Como boa parte do planeta, a cantora interrompeu sua rotina – no caso dela com muitas viagens – e passa a pandemia com a família em Uberlândia (MG). 




“O lado bom é ficar com minha mamãe, minhas irmãs. Tenho que ver algo de positivo nisso tudo”. 




Neste ano, pela pandemia, teve apresentações desmarcadas em dois dos maiores festivais do mundo, o americano Coachella e o espanhol Primavera Sound. Na outra mão, emplacou uma campanha internacional para a Calvin Klein, fotografada em Nova York.

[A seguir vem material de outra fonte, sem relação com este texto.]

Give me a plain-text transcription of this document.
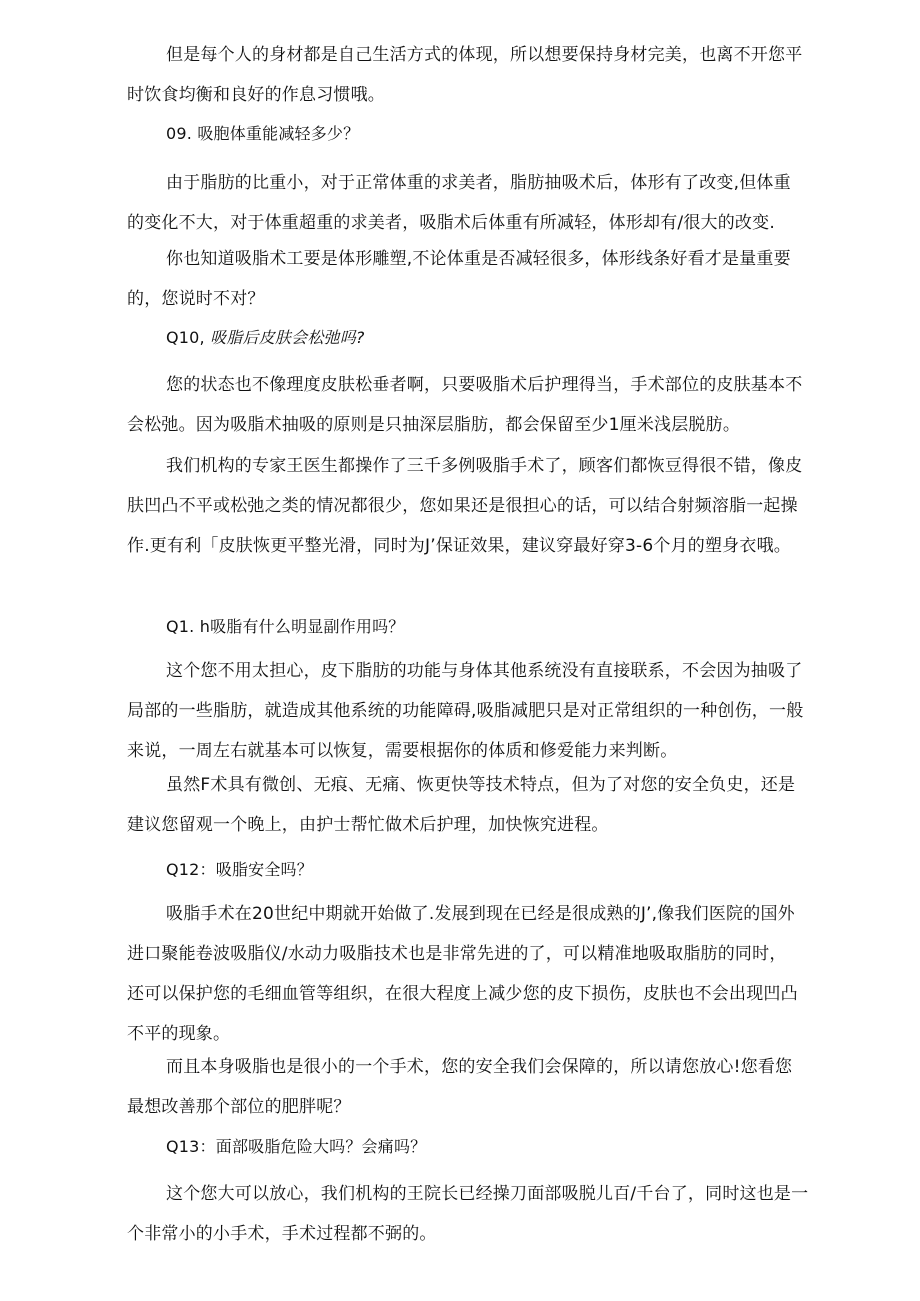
但是每个人的身材都是自己生活方式的体现，所以想要保持身材完美，也离不开您平
时饮食均衡和良好的作息习惯哦。
09. 吸胞体重能减轻多少？
由于脂肪的比重小，对于正常体重的求美者，脂肪抽吸术后，体形有了改变,但体重
的变化不大，对于体重超重的求美者，吸脂术后体重有所减轻，体形却有/很大的改变.
你也知道吸脂术工要是体形雕塑,不论体重是否减轻很多，体形线条好看才是量重要
的，您说时不对？
Q10, 吸脂后皮肤会松弛吗?
您的状态也不像理度皮肤松垂者啊，只要吸脂术后护理得当，手术部位的皮肤基本不
会松弛。因为吸脂术抽吸的原则是只抽深层脂肪，都会保留至少1厘米浅层脱肪。
我们机构的专家王医生都操作了三千多例吸脂手术了，顾客们都恢豆得很不错，像皮
肤凹凸不平或松弛之类的情况都很少，您如果还是很担心的话，可以结合射频溶脂一起操
作.更有利「皮肤恢更平整光滑，同时为J’保证效果，建议穿最好穿3-6个月的塑身衣哦。
Q1. h吸脂有什么明显副作用吗？
这个您不用太担心，皮下脂肪的功能与身体其他系统没有直接联系，不会因为抽吸了
局部的一些脂肪，就造成其他系统的功能障碍,吸脂减肥只是对正常组织的一种创伤，一般
来说，一周左右就基本可以恢复，需要根据你的体质和修爱能力来判断。
虽然F术具有微创、无痕、无痛、恢更快等技术特点，但为了对您的安全负史，还是
建议您留观一个晚上，由护士帮忙做术后护理，加快恢究进程。
Q12：吸脂安全吗？
吸脂手术在20世纪中期就开始做了.发展到现在已经是很成熟的J’,像我们医院的国外
进口聚能卷波吸脂仪/水动力吸脂技术也是非常先进的了，可以精准地吸取脂肪的同时，
还可以保护您的毛细血管等组织，在很大程度上减少您的皮下损伤，皮肤也不会出现凹凸
不平的现象。
而且本身吸脂也是很小的一个手术，您的安全我们会保障的，所以请您放心!您看您
最想改善那个部位的肥胖呢？
Q13：面部吸脂危险大吗？会痛吗？
这个您大可以放心，我们机构的王院长已经操刀面部吸脱儿百/千台了，同时这也是一
个非常小的小手术，手术过程都不弼的。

O crescente sucesso (também fora do Brasil) de Pabllo, que bate recordes de visualizações nas plataformas online, não é unânime. 

A artista é um dos maiores alvos de fake news de grupos de direita na internet. Em um dos boatos viralizados, uma montagem com seu rosto aparecia em notas de R$ 50, e informava que um projeto da Casa da Moeda já havia sido encaminhado à Câmara de Vereadores. 




“Quando a pessoa é muito conservadora e ela acredita nessa postura, meu amor, ela não pode ver ninguém com autenticidade, sendo diferente”, diz à repórter Marcela Paes.




Na contramão de colegas que faturam com shows drive-in, a cantora não pretende se apresentar no formato por considerá-lo excludente, mas nem por isso parou de produzir. 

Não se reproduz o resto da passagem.